A World War II munitions range in Granville County is much more than a historical footnote. It is making life miserable for the people who like the serenity of a gravel road with its one-lane bridge.
Warning signs have replaced welcome signs and fears of stepping on an unexploded shell from the old Camp Butner keep homeowners like Amy Blalock from taking a walk.
The government agency that is supposed to clean up the old munitions offers little encouragement.
"I have to tell you that we were extremely disheartened," Blalock said.
This week, the Army Corp of Engineers told Blalock and other homeowners that the project is millions of dollars short.
"In addition to having lots of unexploded bombs in the ground possibly, we were made aware last night there could be hazardous and toxic waste in the ground water due to the bombs that are leaking their chemicals into the ground," Blalock said.

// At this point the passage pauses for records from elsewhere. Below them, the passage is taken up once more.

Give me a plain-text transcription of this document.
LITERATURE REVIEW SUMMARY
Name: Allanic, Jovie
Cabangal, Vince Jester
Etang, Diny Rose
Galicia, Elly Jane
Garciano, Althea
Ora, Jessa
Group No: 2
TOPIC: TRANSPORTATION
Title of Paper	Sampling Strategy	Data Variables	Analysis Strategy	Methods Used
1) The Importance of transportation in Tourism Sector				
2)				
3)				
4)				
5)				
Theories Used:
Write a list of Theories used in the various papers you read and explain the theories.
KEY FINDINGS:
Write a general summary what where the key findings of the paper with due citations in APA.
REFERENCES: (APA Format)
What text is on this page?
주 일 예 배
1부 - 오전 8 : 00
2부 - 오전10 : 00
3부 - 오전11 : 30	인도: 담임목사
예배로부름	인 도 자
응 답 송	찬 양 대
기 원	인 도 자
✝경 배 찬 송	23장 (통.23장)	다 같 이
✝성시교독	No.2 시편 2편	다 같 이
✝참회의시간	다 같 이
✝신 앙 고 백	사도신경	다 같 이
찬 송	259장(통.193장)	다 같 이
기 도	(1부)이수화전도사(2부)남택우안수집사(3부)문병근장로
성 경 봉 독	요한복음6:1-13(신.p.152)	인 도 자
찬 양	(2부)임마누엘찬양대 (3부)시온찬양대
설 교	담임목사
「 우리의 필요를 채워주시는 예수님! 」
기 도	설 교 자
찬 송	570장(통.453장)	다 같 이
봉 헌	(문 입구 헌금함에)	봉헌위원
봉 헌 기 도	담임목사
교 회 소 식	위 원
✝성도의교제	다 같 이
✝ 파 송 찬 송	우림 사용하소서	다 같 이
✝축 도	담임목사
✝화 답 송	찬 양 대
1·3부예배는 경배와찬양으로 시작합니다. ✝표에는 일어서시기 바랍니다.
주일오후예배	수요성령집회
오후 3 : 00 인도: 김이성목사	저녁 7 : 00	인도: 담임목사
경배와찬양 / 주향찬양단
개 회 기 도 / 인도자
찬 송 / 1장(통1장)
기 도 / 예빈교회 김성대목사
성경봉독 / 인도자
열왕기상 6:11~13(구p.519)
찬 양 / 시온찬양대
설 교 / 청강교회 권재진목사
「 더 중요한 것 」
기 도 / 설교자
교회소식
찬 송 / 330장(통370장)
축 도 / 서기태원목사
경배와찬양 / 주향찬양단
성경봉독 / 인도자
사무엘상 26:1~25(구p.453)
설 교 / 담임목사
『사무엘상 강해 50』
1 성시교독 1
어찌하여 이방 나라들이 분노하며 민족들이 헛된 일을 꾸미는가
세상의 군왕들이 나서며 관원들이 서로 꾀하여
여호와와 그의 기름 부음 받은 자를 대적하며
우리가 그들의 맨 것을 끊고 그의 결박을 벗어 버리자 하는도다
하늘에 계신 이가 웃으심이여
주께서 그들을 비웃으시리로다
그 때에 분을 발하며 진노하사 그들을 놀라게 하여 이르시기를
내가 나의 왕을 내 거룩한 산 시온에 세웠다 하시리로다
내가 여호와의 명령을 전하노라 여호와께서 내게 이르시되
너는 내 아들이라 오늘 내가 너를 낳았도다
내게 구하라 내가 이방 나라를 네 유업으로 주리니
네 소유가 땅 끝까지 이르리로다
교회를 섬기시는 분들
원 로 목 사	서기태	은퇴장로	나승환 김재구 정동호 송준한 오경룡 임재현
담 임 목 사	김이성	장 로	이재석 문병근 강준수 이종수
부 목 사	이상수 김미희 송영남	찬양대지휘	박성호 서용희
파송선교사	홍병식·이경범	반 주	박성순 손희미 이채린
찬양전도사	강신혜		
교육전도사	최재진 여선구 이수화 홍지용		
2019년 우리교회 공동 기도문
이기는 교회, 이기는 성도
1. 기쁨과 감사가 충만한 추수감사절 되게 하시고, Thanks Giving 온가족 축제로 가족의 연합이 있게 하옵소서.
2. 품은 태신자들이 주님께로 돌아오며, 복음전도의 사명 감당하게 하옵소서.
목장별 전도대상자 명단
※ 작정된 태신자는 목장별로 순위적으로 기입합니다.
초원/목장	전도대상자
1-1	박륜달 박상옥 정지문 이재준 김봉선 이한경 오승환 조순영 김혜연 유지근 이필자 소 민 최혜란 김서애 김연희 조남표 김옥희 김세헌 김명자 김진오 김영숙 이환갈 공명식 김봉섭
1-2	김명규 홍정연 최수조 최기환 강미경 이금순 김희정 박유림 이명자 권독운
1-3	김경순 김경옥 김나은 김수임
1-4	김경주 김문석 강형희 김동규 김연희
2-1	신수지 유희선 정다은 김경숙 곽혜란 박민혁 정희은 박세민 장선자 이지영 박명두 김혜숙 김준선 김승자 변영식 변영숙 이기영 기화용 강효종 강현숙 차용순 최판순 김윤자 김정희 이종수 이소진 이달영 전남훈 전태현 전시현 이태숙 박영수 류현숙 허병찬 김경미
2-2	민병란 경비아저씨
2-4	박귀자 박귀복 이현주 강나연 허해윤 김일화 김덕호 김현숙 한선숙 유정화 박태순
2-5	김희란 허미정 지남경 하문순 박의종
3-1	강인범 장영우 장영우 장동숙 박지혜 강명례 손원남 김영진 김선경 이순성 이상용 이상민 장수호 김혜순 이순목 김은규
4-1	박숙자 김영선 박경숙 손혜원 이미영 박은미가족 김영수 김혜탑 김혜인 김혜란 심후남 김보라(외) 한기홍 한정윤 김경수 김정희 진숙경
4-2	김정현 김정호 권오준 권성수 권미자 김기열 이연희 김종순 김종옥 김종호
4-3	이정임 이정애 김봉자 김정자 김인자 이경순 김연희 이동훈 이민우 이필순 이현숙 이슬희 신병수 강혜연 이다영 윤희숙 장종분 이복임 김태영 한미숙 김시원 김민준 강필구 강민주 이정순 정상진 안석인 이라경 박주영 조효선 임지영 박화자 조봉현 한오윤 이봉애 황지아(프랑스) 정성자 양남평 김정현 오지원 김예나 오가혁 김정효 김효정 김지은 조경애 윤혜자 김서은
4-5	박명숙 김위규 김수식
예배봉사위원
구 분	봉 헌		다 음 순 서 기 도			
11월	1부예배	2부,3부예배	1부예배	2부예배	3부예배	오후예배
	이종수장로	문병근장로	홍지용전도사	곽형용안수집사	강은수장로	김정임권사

The Army Corp also told the Blalocks they should have never been allowed to build their house here.
"The camp was abandoned in 1945 and some small signs nailed to trees about unexploded ordinances possibilities and over the years have disappeared," said Ron Alligood, county commissioner.
The Army Corps has insisted that when the Army gave up the land, the warnings of leftover shells were included in deeds. When the land was later split into lots and sold, those warnings had apparently vanished, leaving the Blalocks and other homeowners to live on risky ground.
The Blalock's say the threat of dangerous shells and contaminated water means they may never be able to sell their home.